If you are a researcher or clinician with a serious ambition to contribute to excellence in craniomaxillofacial surgery and reconstruction, we look forward to hearing from you. To wrap things up, here is some information we recommend you familiarize yourself with if you are considering any submission.

Before submitting original work to us for publication in CMTR, please read carefully through our submission guidelines to ensure your submission fulfils all the necessary formal requirements. Once you have ensured that your work does indeed comply with all listed requirements, you can submit your work via the journal’s submission site.

For a summary of the most important steps on the route towards publication in a scientific journal, please refer to this comprehensive guide on how to get published compiled by our publisher, Sage Publications.

Once your research has appeared in a journal such as CMTR (congratulations!), then will likely want to direct as many readers towards it as possible. Sage Publications have compiled a short list of things you can do to achieve just that.

Finally, we would like to let you know about Sage Author Services. They offer a wide variety of services—editing, translation, formatting, or plagiarism checks, to name a few—to help you get your manuscript ready for publication.

If you are unsure whether a journal or a publisher you come across can be considered predatory, take a look at Beall's List of potential predatory scholarly open‑access publishers and stand-alone journals.

About the authors

Professor Mike Y.Y. Leung, BDS HK, MDS HK, MOSRCS Edin, FHKAM (DS) FCDSHK (OMS), PhD HK, is a Clinical Professor and Postgraduate Program Director in Oral and Maxillofacial Surgery, Faculty of Dentistry, The University of Hong Kong. He also serves as the Assistant Dean (External Relations) of the faculty. He is the President of the Hong Kong Association of Oral and Maxillofacial Surgeons. Internationally, he serves as the Asia Pacific Representative in the AO CMF Education Commission. He is also the President Elect of the Asian Association of Oral and Maxillofacial Surgeons. As an academic surgeon, Leung has been recognized for his research in orthognathic surgery, and the prevention and management of trigeminal nerve injury. He has been among the Top 2% World’s Most Cited Scientists by Stanford University for 2021, 2022, and 2023.
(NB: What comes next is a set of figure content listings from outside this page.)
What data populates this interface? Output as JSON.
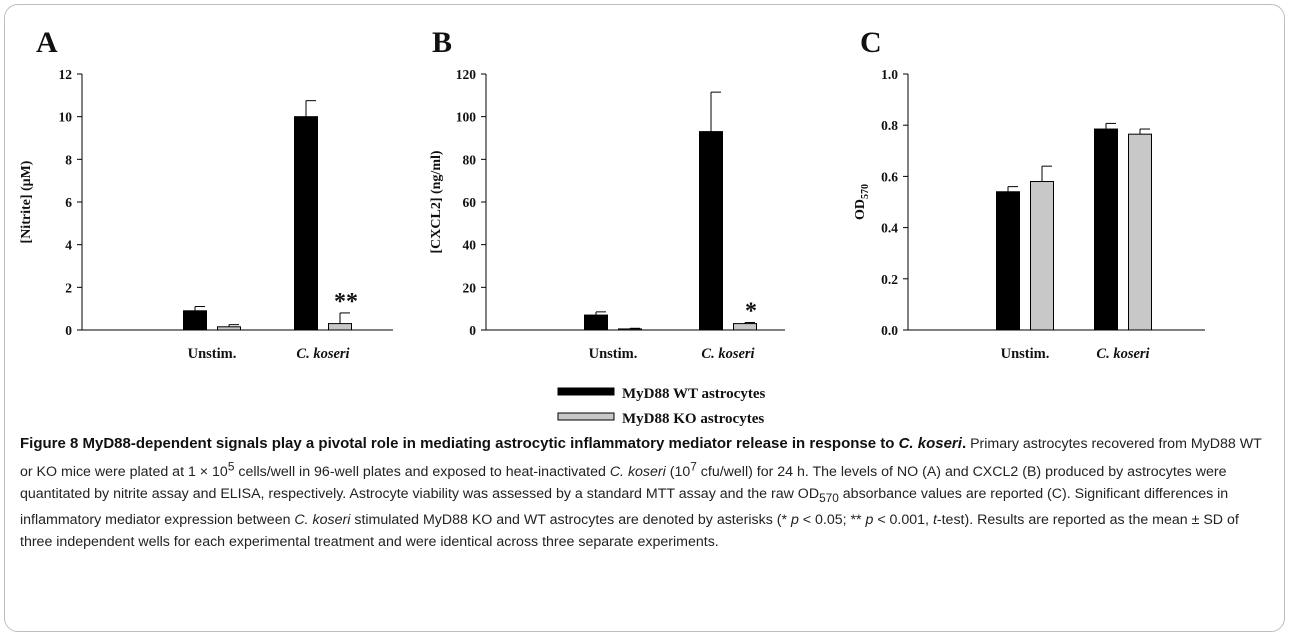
{
  "chart_data": [
    {
      "type": "bar",
      "panel_letter": "A",
      "ylabel": "[Nitrite] (μM)",
      "ylim": [
        0,
        12
      ],
      "yticks": [
        0,
        2,
        4,
        6,
        8,
        10,
        12
      ],
      "categories": [
        "Unstim.",
        "C. koseri"
      ],
      "series": [
        {
          "name": "MyD88 WT astrocytes",
          "color": "#000000",
          "values": [
            0.9,
            10.0
          ],
          "errors": [
            0.2,
            0.75
          ]
        },
        {
          "name": "MyD88 KO astrocytes",
          "color": "#c8c8c8",
          "values": [
            0.15,
            0.3
          ],
          "errors": [
            0.1,
            0.5
          ]
        }
      ],
      "annotations": [
        {
          "category": 1,
          "series": 1,
          "text": "**"
        }
      ]
    },
    {
      "type": "bar",
      "panel_letter": "B",
      "ylabel": "[CXCL2] (ng/ml)",
      "ylim": [
        0,
        120
      ],
      "yticks": [
        0,
        20,
        40,
        60,
        80,
        100,
        120
      ],
      "categories": [
        "Unstim.",
        "C. koseri"
      ],
      "series": [
        {
          "name": "MyD88 WT astrocytes",
          "color": "#000000",
          "values": [
            7.0,
            93.0
          ],
          "errors": [
            1.5,
            18.5
          ]
        },
        {
          "name": "MyD88 KO astrocytes",
          "color": "#c8c8c8",
          "values": [
            0.5,
            3.0
          ],
          "errors": [
            0.3,
            0.5
          ]
        }
      ],
      "annotations": [
        {
          "category": 1,
          "series": 1,
          "text": "*"
        }
      ]
    },
    {
      "type": "bar",
      "panel_letter": "C",
      "ylabel": "OD",
      "ylabel_sub": "570",
      "ylim": [
        0,
        1.0
      ],
      "yticks": [
        "0.0",
        "0.2",
        "0.4",
        "0.6",
        "0.8",
        "1.0"
      ],
      "categories": [
        "Unstim.",
        "C. koseri"
      ],
      "series": [
        {
          "name": "MyD88 WT astrocytes",
          "color": "#000000",
          "values": [
            0.54,
            0.785
          ],
          "errors": [
            0.02,
            0.022
          ]
        },
        {
          "name": "MyD88 KO astrocytes",
          "color": "#c8c8c8",
          "values": [
            0.58,
            0.765
          ],
          "errors": [
            0.06,
            0.02
          ]
        }
      ],
      "annotations": []
    }
  ],
  "legend": {
    "items": [
      {
        "label": "MyD88 WT astrocytes",
        "color": "#000000"
      },
      {
        "label": "MyD88 KO astrocytes",
        "color": "#c8c8c8"
      }
    ]
  },
  "caption": {
    "title": "Figure 8 MyD88-dependent signals play a pivotal role in mediating astrocytic inflammatory mediator release in response to ",
    "title_italic": "C. koseri",
    "title_end": ".",
    "p1": "Primary astrocytes recovered from MyD88 WT or KO mice were plated at 1 × 10",
    "p1_sup": "5",
    "p2": " cells/well in 96-well plates and exposed to heat-inactivated ",
    "p2_italic": "C. koseri",
    "p3": " (10",
    "p3_sup": "7",
    "p4": " cfu/well) for 24 h. The levels of NO (A) and CXCL2 (B) produced by astrocytes were quantitated by nitrite assay and ELISA, respectively. Astrocyte viability was assessed by a standard MTT assay and the raw OD",
    "p4_sub": "570",
    "p5": " absorbance values are reported (C). Significant differences in inflammatory mediator expression between ",
    "p5_italic": "C. koseri",
    "p6": " stimulated MyD88 KO and WT astrocytes are denoted by asterisks (* ",
    "p6_italic": "p",
    "p7": " < 0.05; ** ",
    "p7_italic": "p",
    "p8": " < 0.001, ",
    "p8_italic": "t",
    "p9": "-test). Results are reported as the mean ± SD of three independent wells for each experimental treatment and were identical across three separate experiments."
  }
}
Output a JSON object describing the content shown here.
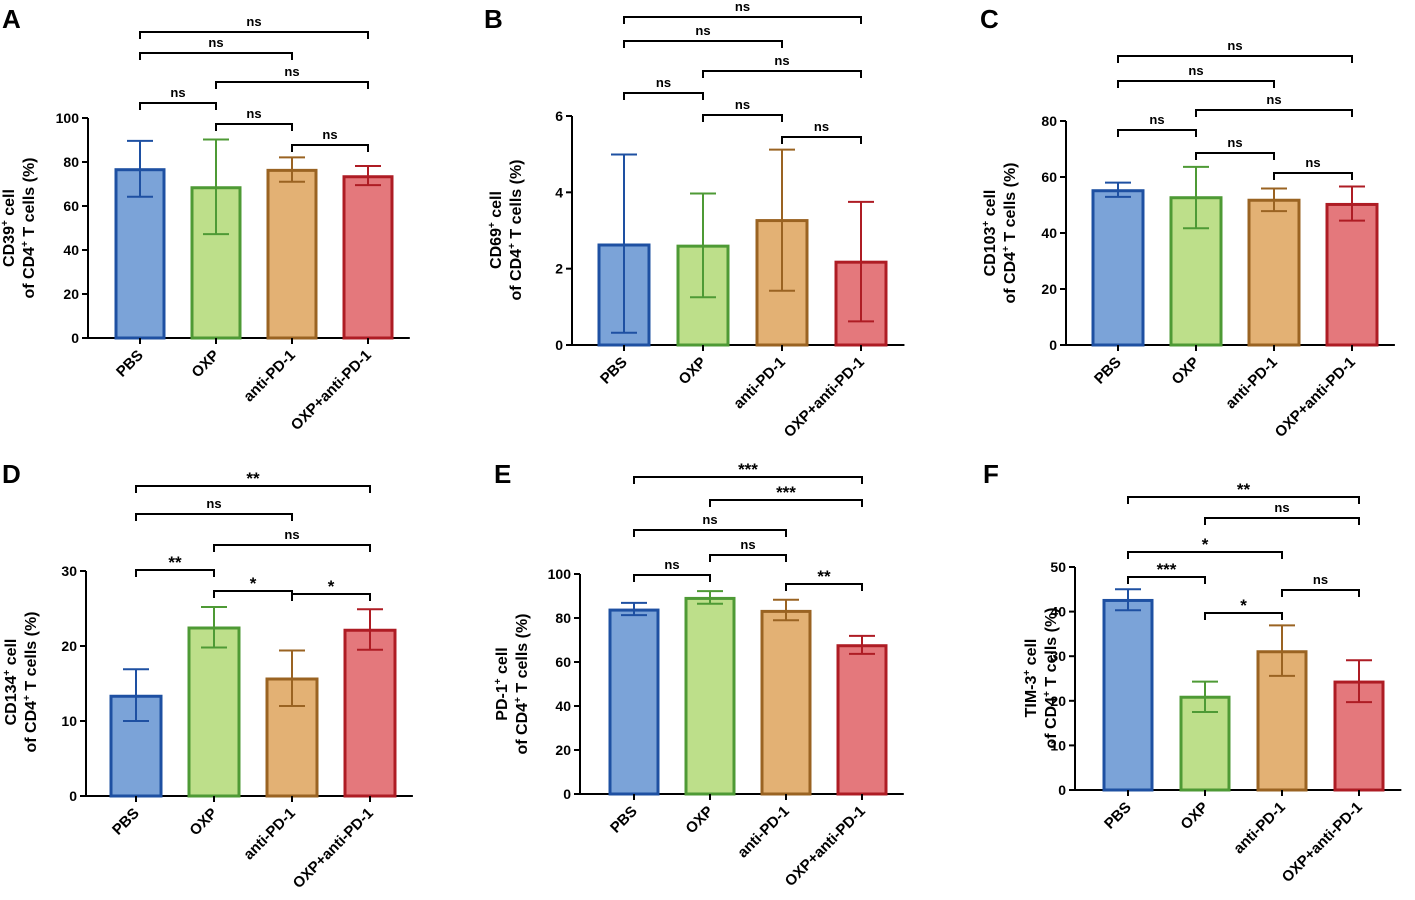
{
  "colors": {
    "fills": [
      "#7ba3d8",
      "#bddf8a",
      "#e3b174",
      "#e4787c"
    ],
    "edges": [
      "#1e50a2",
      "#4e9a35",
      "#9a6322",
      "#ae1c24"
    ]
  },
  "chart_data": [
    {
      "id": "A",
      "type": "bar",
      "letter": "A",
      "ylabel": [
        "CD39",
        "+",
        " cell",
        "of CD4",
        "+",
        " T cells (%)"
      ],
      "categories": [
        "PBS",
        "OXP",
        "anti-PD-1",
        "OXP+anti-PD-1"
      ],
      "values": [
        76.5,
        68.3,
        76.2,
        73.3
      ],
      "errors_upper": [
        89.6,
        90.2,
        82.1,
        78.2
      ],
      "errors_lower": [
        64.2,
        47.2,
        71.0,
        69.5
      ],
      "ylim": [
        0,
        100
      ],
      "yticks": [
        "0",
        "20",
        "40",
        "60",
        "80",
        "100"
      ],
      "comparisons": [
        {
          "from": 0,
          "to": 3,
          "label": "ns"
        },
        {
          "from": 0,
          "to": 2,
          "label": "ns"
        },
        {
          "from": 1,
          "to": 3,
          "label": "ns"
        },
        {
          "from": 0,
          "to": 1,
          "label": "ns"
        },
        {
          "from": 1,
          "to": 2,
          "label": "ns"
        },
        {
          "from": 2,
          "to": 3,
          "label": "ns"
        }
      ]
    },
    {
      "id": "B",
      "type": "bar",
      "letter": "B",
      "ylabel": [
        "CD69",
        "+",
        " cell",
        "of CD4",
        "+",
        " T cells (%)"
      ],
      "categories": [
        "PBS",
        "OXP",
        "anti-PD-1",
        "OXP+anti-PD-1"
      ],
      "values": [
        2.62,
        2.59,
        3.26,
        2.17
      ],
      "errors_upper": [
        4.99,
        3.97,
        5.12,
        3.75
      ],
      "errors_lower": [
        0.32,
        1.25,
        1.42,
        0.62
      ],
      "ylim": [
        0,
        6
      ],
      "yticks": [
        "0",
        "2",
        "4",
        "6"
      ],
      "comparisons": [
        {
          "from": 0,
          "to": 3,
          "label": "ns"
        },
        {
          "from": 0,
          "to": 2,
          "label": "ns"
        },
        {
          "from": 1,
          "to": 3,
          "label": "ns"
        },
        {
          "from": 0,
          "to": 1,
          "label": "ns"
        },
        {
          "from": 1,
          "to": 2,
          "label": "ns"
        },
        {
          "from": 2,
          "to": 3,
          "label": "ns"
        }
      ]
    },
    {
      "id": "C",
      "type": "bar",
      "letter": "C",
      "ylabel": [
        "CD103",
        "+",
        " cell",
        "of CD4",
        "+",
        " T cells (%)"
      ],
      "categories": [
        "PBS",
        "OXP",
        "anti-PD-1",
        "OXP+anti-PD-1"
      ],
      "values": [
        55.1,
        52.6,
        51.7,
        50.2
      ],
      "errors_upper": [
        58.0,
        63.6,
        55.9,
        56.6
      ],
      "errors_lower": [
        52.9,
        41.7,
        47.8,
        44.4
      ],
      "ylim": [
        0,
        80
      ],
      "yticks": [
        "0",
        "20",
        "40",
        "60",
        "80"
      ],
      "comparisons": [
        {
          "from": 0,
          "to": 3,
          "label": "ns"
        },
        {
          "from": 0,
          "to": 2,
          "label": "ns"
        },
        {
          "from": 1,
          "to": 3,
          "label": "ns"
        },
        {
          "from": 0,
          "to": 1,
          "label": "ns"
        },
        {
          "from": 1,
          "to": 2,
          "label": "ns"
        },
        {
          "from": 2,
          "to": 3,
          "label": "ns"
        }
      ]
    },
    {
      "id": "D",
      "type": "bar",
      "letter": "D",
      "ylabel": [
        "CD134",
        "+",
        " cell",
        "of CD4",
        "+",
        " T cells (%)"
      ],
      "categories": [
        "PBS",
        "OXP",
        "anti-PD-1",
        "OXP+anti-PD-1"
      ],
      "values": [
        13.3,
        22.4,
        15.6,
        22.1
      ],
      "errors_upper": [
        16.9,
        25.2,
        19.4,
        24.9
      ],
      "errors_lower": [
        10.0,
        19.8,
        12.0,
        19.5
      ],
      "ylim": [
        0,
        30
      ],
      "yticks": [
        "0",
        "10",
        "20",
        "30"
      ],
      "comparisons": [
        {
          "from": 0,
          "to": 3,
          "label": "**"
        },
        {
          "from": 0,
          "to": 2,
          "label": "ns"
        },
        {
          "from": 1,
          "to": 3,
          "label": "ns"
        },
        {
          "from": 0,
          "to": 1,
          "label": "**"
        },
        {
          "from": 1,
          "to": 2,
          "label": "*"
        },
        {
          "from": 2,
          "to": 3,
          "label": "*"
        }
      ]
    },
    {
      "id": "E",
      "type": "bar",
      "letter": "E",
      "ylabel": [
        "PD-1",
        "+",
        " cell",
        "of CD4",
        "+",
        " T cells (%)"
      ],
      "categories": [
        "PBS",
        "OXP",
        "anti-PD-1",
        "OXP+anti-PD-1"
      ],
      "values": [
        83.6,
        88.9,
        83.0,
        67.4
      ],
      "errors_upper": [
        86.9,
        92.2,
        88.3,
        71.9
      ],
      "errors_lower": [
        81.3,
        86.5,
        79.0,
        63.7
      ],
      "ylim": [
        0,
        100
      ],
      "yticks": [
        "0",
        "20",
        "40",
        "60",
        "80",
        "100"
      ],
      "comparisons": [
        {
          "from": 0,
          "to": 3,
          "label": "***"
        },
        {
          "from": 1,
          "to": 3,
          "label": "***"
        },
        {
          "from": 0,
          "to": 2,
          "label": "ns"
        },
        {
          "from": 1,
          "to": 2,
          "label": "ns"
        },
        {
          "from": 0,
          "to": 1,
          "label": "ns"
        },
        {
          "from": 2,
          "to": 3,
          "label": "**"
        }
      ]
    },
    {
      "id": "F",
      "type": "bar",
      "letter": "F",
      "ylabel": [
        "TIM-3",
        "+",
        " cell",
        "of CD4",
        "+",
        " T cells (%)"
      ],
      "categories": [
        "PBS",
        "OXP",
        "anti-PD-1",
        "OXP+anti-PD-1"
      ],
      "values": [
        42.5,
        20.8,
        31.0,
        24.2
      ],
      "errors_upper": [
        45.0,
        24.3,
        36.9,
        29.1
      ],
      "errors_lower": [
        40.3,
        17.5,
        25.6,
        19.7
      ],
      "ylim": [
        0,
        50
      ],
      "yticks": [
        "0",
        "10",
        "20",
        "30",
        "40",
        "50"
      ],
      "comparisons": [
        {
          "from": 0,
          "to": 3,
          "label": "**"
        },
        {
          "from": 1,
          "to": 3,
          "label": "ns"
        },
        {
          "from": 0,
          "to": 2,
          "label": "*"
        },
        {
          "from": 0,
          "to": 1,
          "label": "***"
        },
        {
          "from": 2,
          "to": 3,
          "label": "ns"
        },
        {
          "from": 1,
          "to": 2,
          "label": "*"
        }
      ]
    }
  ]
}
Professor Kathleen Fan, MB BS, BDS, FDSRCS Eng, FRCS Ed CSiG, FRCS OMFS PhD, is a leading Consultant Oral & Maxillofacial Surgeon based at King's College Hospital and King's College London, University of London. Fan is a well-respected surgeon nationally and internationally, and the first dual (medical and dental) qualified professor in oral & maxillofacial surgery in the UK. She holds several high-profile positions within her specialty nationally and internationally. Her priority is to ensure the best care for her patients.

Professor Florian M. Thieringer is an Oral- and Cranio-Maxillo-Facial Surgeon and a Medical 3D Expert, with focus on Tumor-, Trauma-, Reconstructive- and Orthognathic Surgery, located at the University Hospital Basel and University of Basel, Switzerland. He is currently Chair and and Full Professor for Oral and Cranio-Maxillofacial Surgery at the University Hospital Basel. He is the Head of the Medical Additive Manufacturing Research Group (Swiss MAM) at the University of Basel's Department of Biomedical Engineering (UNIBAS DBE). He is an internationally recognized expert for computer assisted surgery (CAS) and medical additive manufacturing, extensively exploring and promoting the integration of virtual surgical planning, 3D printing and other innovative technologies at the point-of-care (POC) – like additive manufacturing of patient specific implants (PSI) in various (bio-) materials, including bioprinting & regenerative surgery.